By combining two highly innovative experimental techniques, scientists at the Univ. of Illinois at Urbana-Champaign have for the first time simultaneously observed the structure and the correlated function of specific proteins critical in the repair of DNA, providing definitive answers to some highly debated questions, and opening up new avenues of inquiry and exciting new possibilities for biological engineering.
Scientists who study biological systems at the molecular level have over the years looked to the structure of protein molecules—how the atoms are organized—to shed light on the diverse functions each performs in the cell. The inverse is also true: observing the specific work particular protein molecules perform has provided important clues as to the conformation of the respective molecules. But until recently, our most advanced laboratory experiments could only investigate one at a time—static form or dynamic function–and from the results, deduce the other. This indirect method often doesn’t provide definitive answers.
Now Illinois biological physicists Taekjip Ha and Yann Chemla have combined two cutting-edge laboratory techniques that together directly get at the structure-function relationship in proteins. Ha is well recognized for his innovative single molecule fluorescence microscopy and spectroscopy techniques. Chemla is a top expert in optical trapping techniques. Their combined method—simultaneous fluorescence microscopy and optical trapping–yields far more definitive answers to questions relating structure to function than either technique could independently.
Working in collaboration, Ha and Chemla each applied the above techniques in their laboratories, with conclusive results. The findings of these experiments have been published in two separate articles in Science.
Chemla’s lab team looked at the structure-function relationship in the helicase UvrD, a protein, found in the bacterium E. coli, that separates strands of DNA in need of repair by unwinding and unzipping them. There is an equivalent protein that performs the same vital process in humans. The first question Chemla’s team investigated was how many UvrD proteins are required to perform this task—recent debates among scientists have the number at either one or two.
“The way we answered this,” explains Chemla, “we put a dye molecule on each protein with fluorescence—so we could count them. Then we watched the unwinding with an optical trap. We found that a single UvrD helicase can do something—it unwinds the DNA, but not very far. It just goes back and forth a small distance, so we call it ‘frustrated’. When we have two UvrD molecules, it seems to unwind much further and doesn’t go back and forth as much.”
Chemla’s team also resolved one question on the structure-function relationship in UvrD. There are two distinct structures or states that are associated with UvrD, with the molecule organized in either an “open” or “closed” position. The function associated with each state has been debated among experts for several years.
“This time, we used smFRET (single-molecule fluorescence resonance energy transfer). We put two dyes on the molecule, and based on the distance between them, we could see one or another color of light, indicating whether the molecule was in the open or closed position. Then we used an optical trap to observe whether the molecule was unwinding the double-stranded DNA.
“We found that the molecules actually swiveled from open to closed and back again. As it turns out, the closed state unwinds the strands, using a torque wrench action. The open state allows the strands to zip together.”
In Ha’s laboratory, the team engineered a structurally homologous helicase protein called Rep, fastening it in either the closed or the open state by using a cross-linking molecule as “tape.”

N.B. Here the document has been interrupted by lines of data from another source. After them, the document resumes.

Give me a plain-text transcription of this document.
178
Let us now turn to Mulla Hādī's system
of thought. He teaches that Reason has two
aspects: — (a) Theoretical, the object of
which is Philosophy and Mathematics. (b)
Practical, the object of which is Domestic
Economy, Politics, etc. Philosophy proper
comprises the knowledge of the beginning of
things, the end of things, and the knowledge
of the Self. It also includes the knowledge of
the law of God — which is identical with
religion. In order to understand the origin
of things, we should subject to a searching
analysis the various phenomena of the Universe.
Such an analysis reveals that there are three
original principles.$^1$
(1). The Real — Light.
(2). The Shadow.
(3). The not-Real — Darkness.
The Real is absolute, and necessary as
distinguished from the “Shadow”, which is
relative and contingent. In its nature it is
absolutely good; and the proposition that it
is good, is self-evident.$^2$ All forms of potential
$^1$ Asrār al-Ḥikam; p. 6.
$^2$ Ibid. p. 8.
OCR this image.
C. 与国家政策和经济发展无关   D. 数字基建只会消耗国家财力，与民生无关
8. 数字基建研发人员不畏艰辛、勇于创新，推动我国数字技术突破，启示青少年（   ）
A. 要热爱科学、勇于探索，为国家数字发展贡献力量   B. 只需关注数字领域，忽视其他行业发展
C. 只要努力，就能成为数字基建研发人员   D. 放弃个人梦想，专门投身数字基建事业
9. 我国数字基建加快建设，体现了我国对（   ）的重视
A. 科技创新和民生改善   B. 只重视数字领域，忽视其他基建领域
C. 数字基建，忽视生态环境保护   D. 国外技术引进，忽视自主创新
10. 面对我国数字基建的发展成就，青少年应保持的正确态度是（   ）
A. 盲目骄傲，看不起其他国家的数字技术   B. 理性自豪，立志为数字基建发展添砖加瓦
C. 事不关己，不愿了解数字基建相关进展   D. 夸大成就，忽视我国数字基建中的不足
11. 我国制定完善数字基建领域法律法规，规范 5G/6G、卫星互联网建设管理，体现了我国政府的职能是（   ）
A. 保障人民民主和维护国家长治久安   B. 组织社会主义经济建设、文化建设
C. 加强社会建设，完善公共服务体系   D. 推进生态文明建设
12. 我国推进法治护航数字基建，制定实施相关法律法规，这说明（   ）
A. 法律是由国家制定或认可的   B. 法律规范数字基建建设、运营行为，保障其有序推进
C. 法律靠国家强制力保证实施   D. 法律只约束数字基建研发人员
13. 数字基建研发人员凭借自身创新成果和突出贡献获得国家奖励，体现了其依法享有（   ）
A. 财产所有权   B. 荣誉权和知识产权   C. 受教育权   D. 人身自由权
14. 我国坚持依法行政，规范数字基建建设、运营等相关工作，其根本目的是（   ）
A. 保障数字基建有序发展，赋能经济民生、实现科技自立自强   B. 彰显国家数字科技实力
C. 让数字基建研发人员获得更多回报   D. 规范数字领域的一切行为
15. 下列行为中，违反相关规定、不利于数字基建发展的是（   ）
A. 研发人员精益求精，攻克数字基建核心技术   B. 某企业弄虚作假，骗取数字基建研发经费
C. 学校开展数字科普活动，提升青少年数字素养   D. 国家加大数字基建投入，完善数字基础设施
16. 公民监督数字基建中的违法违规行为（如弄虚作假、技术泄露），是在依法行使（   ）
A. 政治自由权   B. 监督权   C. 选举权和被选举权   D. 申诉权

The team found that when locked in the closed position, it becomes a “superhelicase” capable of unwinding double-stranded DNA over a great distance. Locked in the open position, the helicase was defunct–it performed no task.
The ability to bioengineer molecules to perform specific tasks holds promise for applications, including rapid DNA sequencing with nanopore technology.
Ha comments, “The superhelicase we engineered based on our basic, fundamental understanding of helicase function can be used as a powerful biotechnological tool for sensitive detection of pathogenic DNA in remote areas, for example.”
The team repeated the experiment on another structurally homologous helicase protein called PcrA, with the same result. Here, the team was further able to show how another protein that interacts with PcrA and is known to contribute to its effectiveness physically achieves that purpose. The team was able to demonstrate that the addition of the protein locked PcrA in the closed state.
“Proteins are flexible,” explains Chemla. “Each may serve multiple functions. The presence of other proteins can determine which function is active by changing its structure.”